Dennoch hat das nationalsozialistische Deutschland auch das Volk der neutralen Niederlande, den "Leuchtturm in dunklen Zeiten", nicht verschont: Das Unglück, das viele Niederländer während der deutschen Besatzung erlitten haben und die zahlreichen Zerstörungen sind ein tiefer Einschnitt in unserer gemeinsamen Geschichte.
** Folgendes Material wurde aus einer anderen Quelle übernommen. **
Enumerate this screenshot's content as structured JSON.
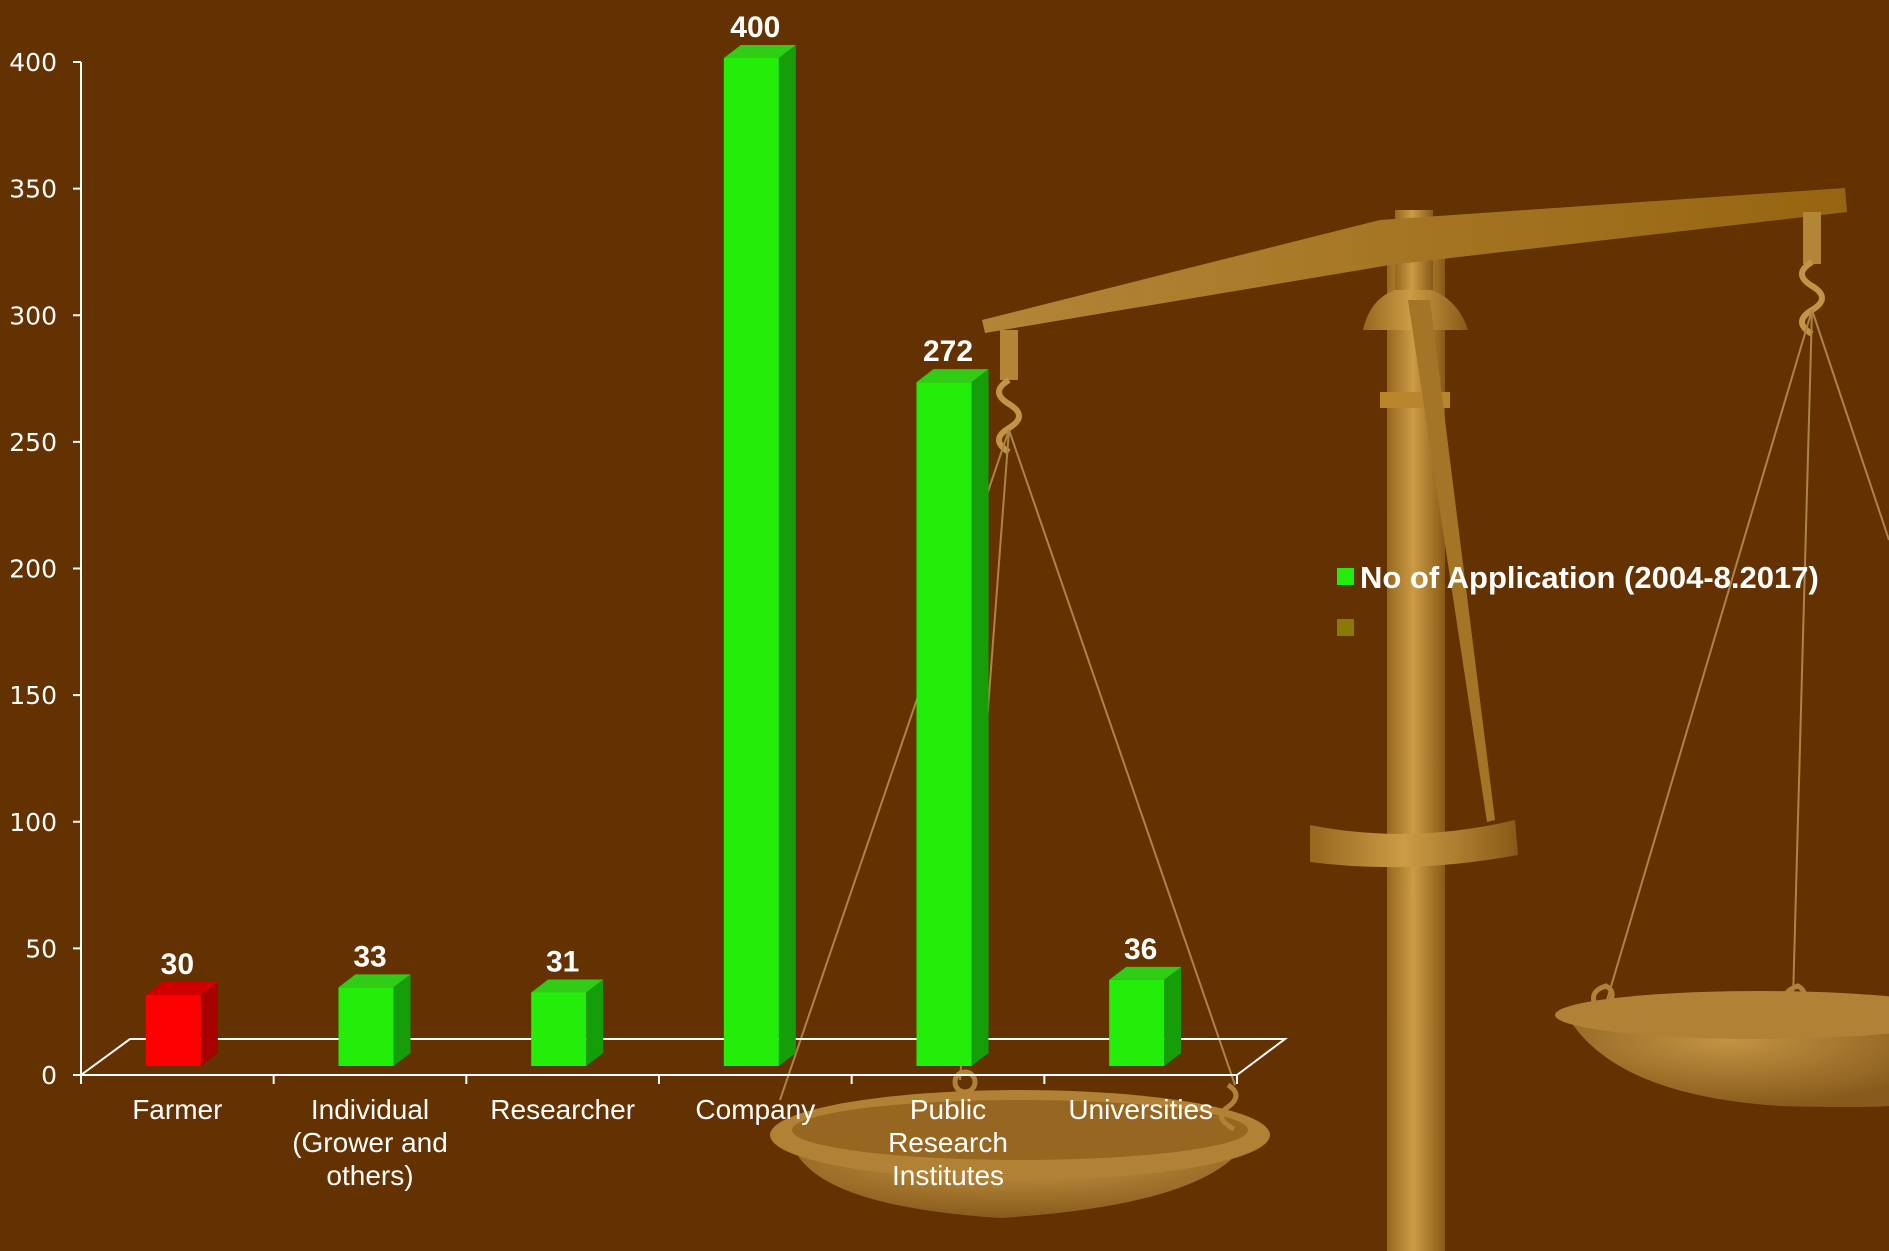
{
  "chart_data": {
    "type": "bar",
    "categories": [
      "Farmer",
      "Individual\n(Grower and\nothers)",
      "Researcher",
      "Company",
      "Public\nResearch\nInstitutes",
      "Universities"
    ],
    "series": [
      {
        "name": "No of Application (2004-8.2017)",
        "values": [
          30,
          33,
          31,
          400,
          272,
          36
        ]
      }
    ],
    "data_labels": [
      "30",
      "33",
      "31",
      "400",
      "272",
      "36"
    ],
    "ylim": [
      0,
      400
    ],
    "yticks": [
      0,
      50,
      100,
      150,
      200,
      250,
      300,
      350,
      400
    ],
    "highlight_index": 0,
    "legend_position": "right",
    "grid": false
  },
  "colors": {
    "background": "#643200",
    "bar_front": "#22ee0a",
    "bar_side": "#169e08",
    "bar_top": "#30cc16",
    "highlight_front": "#ff0000",
    "highlight_side": "#a60000",
    "highlight_top": "#d00000",
    "axis": "#ffffff",
    "legend_second_marker": "#8a7a05",
    "scale_brass": "#b07e2c"
  },
  "decoration": {
    "background_image": "balance-scale-icon"
  }
}
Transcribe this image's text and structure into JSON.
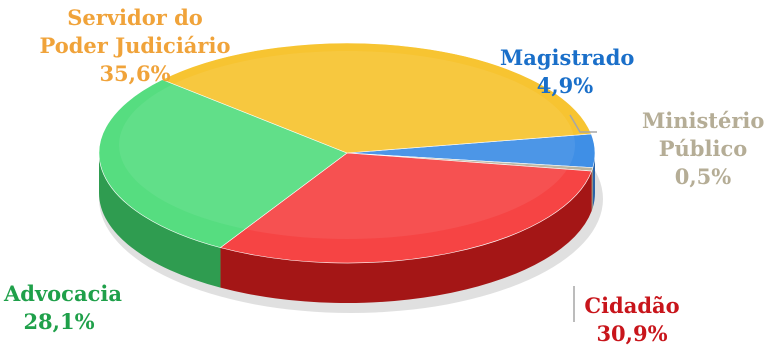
{
  "chart_data": {
    "type": "pie",
    "title": "",
    "style": "3d-tilted",
    "legend": "none",
    "slices": [
      {
        "name": "Servidor do Poder Judiciário",
        "name_lines": [
          "Servidor do",
          "Poder Judiciário"
        ],
        "value": 35.6,
        "value_label": "35,6%",
        "color": "#f7c431",
        "side_color": "#c8951b",
        "label_color": "#f0a33a"
      },
      {
        "name": "Magistrado",
        "name_lines": [
          "Magistrado"
        ],
        "value": 4.9,
        "value_label": "4,9%",
        "color": "#3f8fe6",
        "side_color": "#2a64a8",
        "label_color": "#1a6fc9"
      },
      {
        "name": "Ministério Público",
        "name_lines": [
          "Ministério",
          "Público"
        ],
        "value": 0.5,
        "value_label": "0,5%",
        "color": "#b9b39e",
        "side_color": "#8c8775",
        "label_color": "#b5ad96"
      },
      {
        "name": "Cidadão",
        "name_lines": [
          "Cidadão"
        ],
        "value": 30.9,
        "value_label": "30,9%",
        "color": "#f64444",
        "side_color": "#a41616",
        "label_color": "#c8151b"
      },
      {
        "name": "Advocacia",
        "name_lines": [
          "Advocacia"
        ],
        "value": 28.1,
        "value_label": "28,1%",
        "color": "#56dd80",
        "side_color": "#2f9c50",
        "label_color": "#1fa04a"
      }
    ]
  }
}
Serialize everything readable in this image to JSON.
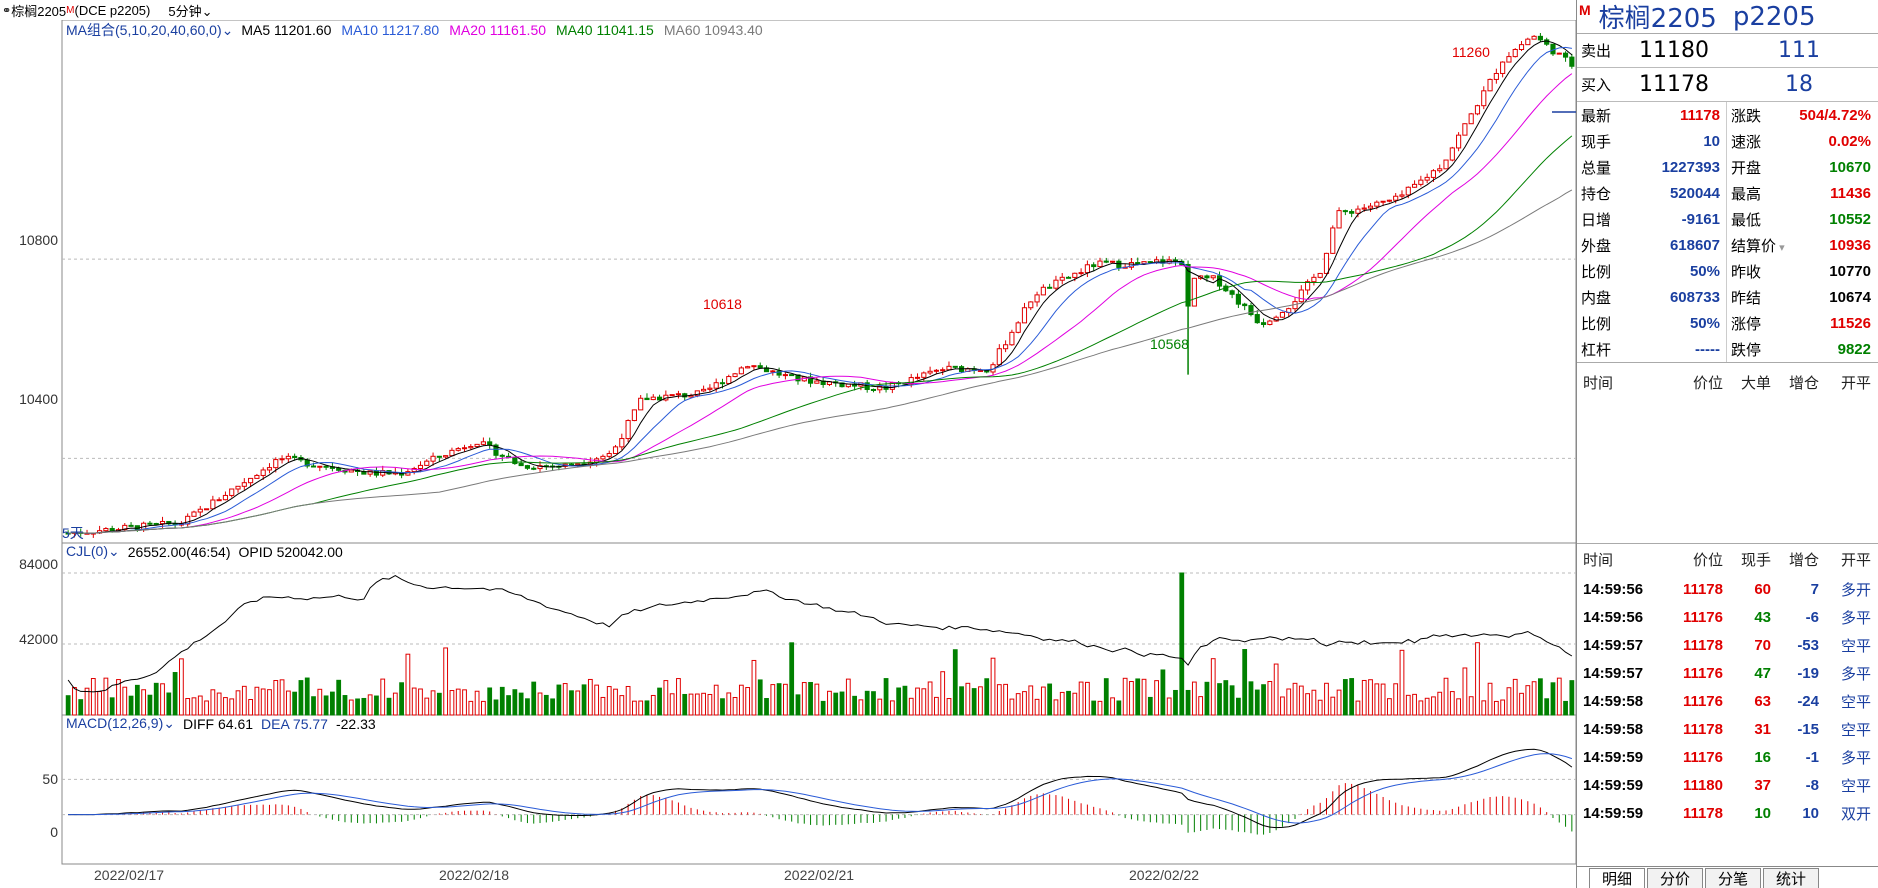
{
  "titlebar": {
    "icon": "link-icon",
    "symbol": "棕榈2205",
    "main_mark": "M",
    "code": "(DCE p2205)",
    "period": "5分钟"
  },
  "main_legend": {
    "combo": "MA组合(5,10,20,40,60,0)",
    "items": [
      {
        "label": "MA5 11201.60",
        "color": "#000000"
      },
      {
        "label": "MA10 11217.80",
        "color": "#2a5bd7"
      },
      {
        "label": "MA20 11161.50",
        "color": "#e000e0"
      },
      {
        "label": "MA40 11041.15",
        "color": "#008000"
      },
      {
        "label": "MA60 10943.40",
        "color": "#7a7a7a"
      }
    ]
  },
  "vol_legend": {
    "name": "CJL(0)",
    "value": "26552.00(46:54)",
    "opid": "OPID 520042.00"
  },
  "macd_legend": {
    "name": "MACD(12,26,9)",
    "diff": "DIFF 64.61",
    "dea": "DEA 75.77",
    "macd": "-22.33"
  },
  "annotations": {
    "high1": "11260",
    "high2": "10618",
    "low1": "10568",
    "days": "5天"
  },
  "y_axis": {
    "price": [
      "10800",
      "10400"
    ],
    "volume": [
      "84000",
      "42000"
    ],
    "macd": [
      "50",
      "0"
    ]
  },
  "x_axis": [
    "2022/02/17",
    "2022/02/18",
    "2022/02/21",
    "2022/02/22"
  ],
  "chart_data": {
    "type": "candlestick",
    "price_range": [
      10230,
      11280
    ],
    "volume_range": [
      0,
      84000
    ],
    "macd_range": [
      -70,
      110
    ],
    "key_points": [
      {
        "label": "10618",
        "value": 10618
      },
      {
        "label": "10568",
        "value": 10568
      },
      {
        "label": "11260",
        "value": 11260
      }
    ]
  },
  "panel": {
    "main_mark": "M",
    "name": "棕榈2205",
    "code": "p2205",
    "ask": {
      "label": "卖出",
      "price": "11180",
      "volume": "111"
    },
    "bid": {
      "label": "买入",
      "price": "11178",
      "volume": "18"
    },
    "stats_left": [
      {
        "label": "最新",
        "value": "11178",
        "color": "red"
      },
      {
        "label": "现手",
        "value": "10",
        "color": "blue"
      },
      {
        "label": "总量",
        "value": "1227393",
        "color": "blue"
      },
      {
        "label": "持仓",
        "value": "520044",
        "color": "blue"
      },
      {
        "label": "日增",
        "value": "-9161",
        "color": "blue"
      },
      {
        "label": "外盘",
        "value": "618607",
        "color": "blue"
      },
      {
        "label": "比例",
        "value": "50%",
        "color": "blue"
      },
      {
        "label": "内盘",
        "value": "608733",
        "color": "blue"
      },
      {
        "label": "比例",
        "value": "50%",
        "color": "blue"
      },
      {
        "label": "杠杆",
        "value": "-----",
        "color": "blue"
      }
    ],
    "stats_right": [
      {
        "label": "涨跌",
        "value": "504/4.72%",
        "color": "red"
      },
      {
        "label": "速涨",
        "value": "0.02%",
        "color": "red"
      },
      {
        "label": "开盘",
        "value": "10670",
        "color": "green"
      },
      {
        "label": "最高",
        "value": "11436",
        "color": "red"
      },
      {
        "label": "最低",
        "value": "10552",
        "color": "green"
      },
      {
        "label": "结算价",
        "value": "10936",
        "color": "red"
      },
      {
        "label": "昨收",
        "value": "10770",
        "color": "black"
      },
      {
        "label": "昨结",
        "value": "10674",
        "color": "black"
      },
      {
        "label": "涨停",
        "value": "11526",
        "color": "red"
      },
      {
        "label": "跌停",
        "value": "9822",
        "color": "green"
      }
    ],
    "big_header": [
      "时间",
      "价位",
      "大单",
      "增仓",
      "开平"
    ],
    "tick_header": [
      "时间",
      "价位",
      "现手",
      "增仓",
      "开平"
    ],
    "ticks": [
      {
        "time": "14:59:56",
        "price": "11178",
        "pc": "red",
        "vol": "60",
        "chg": "7",
        "type": "多开",
        "vc": "red",
        "cc": "blue"
      },
      {
        "time": "14:59:56",
        "price": "11176",
        "pc": "red",
        "vol": "43",
        "chg": "-6",
        "type": "多平",
        "vc": "green",
        "cc": "blue"
      },
      {
        "time": "14:59:57",
        "price": "11178",
        "pc": "red",
        "vol": "70",
        "chg": "-53",
        "type": "空平",
        "vc": "red",
        "cc": "blue"
      },
      {
        "time": "14:59:57",
        "price": "11176",
        "pc": "red",
        "vol": "47",
        "chg": "-19",
        "type": "多平",
        "vc": "green",
        "cc": "blue"
      },
      {
        "time": "14:59:58",
        "price": "11176",
        "pc": "red",
        "vol": "63",
        "chg": "-24",
        "type": "空平",
        "vc": "red",
        "cc": "blue"
      },
      {
        "time": "14:59:58",
        "price": "11178",
        "pc": "red",
        "vol": "31",
        "chg": "-15",
        "type": "空平",
        "vc": "red",
        "cc": "blue"
      },
      {
        "time": "14:59:59",
        "price": "11176",
        "pc": "red",
        "vol": "16",
        "chg": "-1",
        "type": "多平",
        "vc": "green",
        "cc": "blue"
      },
      {
        "time": "14:59:59",
        "price": "11180",
        "pc": "red",
        "vol": "37",
        "chg": "-8",
        "type": "空平",
        "vc": "red",
        "cc": "blue"
      },
      {
        "time": "14:59:59",
        "price": "11178",
        "pc": "red",
        "vol": "10",
        "chg": "10",
        "type": "双开",
        "vc": "green",
        "cc": "blue"
      }
    ],
    "tabs": [
      "明细",
      "分价",
      "分笔",
      "统计"
    ]
  }
}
Im Augenblick dieses Schreckens schrieb Anne Frank im Versteck in der Amsterdamer Prinsengracht in ihr Tagebuch: "Es ist ein Wunder, dass ich nicht all meine Hoffnungen aufgegeben habe, denn sie erscheinen absurd und unerfüllbar. Doch ich halte daran fest, trotz allem, weil ich noch stets an das Gute im Menschen glaube." Diese Worte bewegen auch heute noch zahlreiche, gerade junge Menschen.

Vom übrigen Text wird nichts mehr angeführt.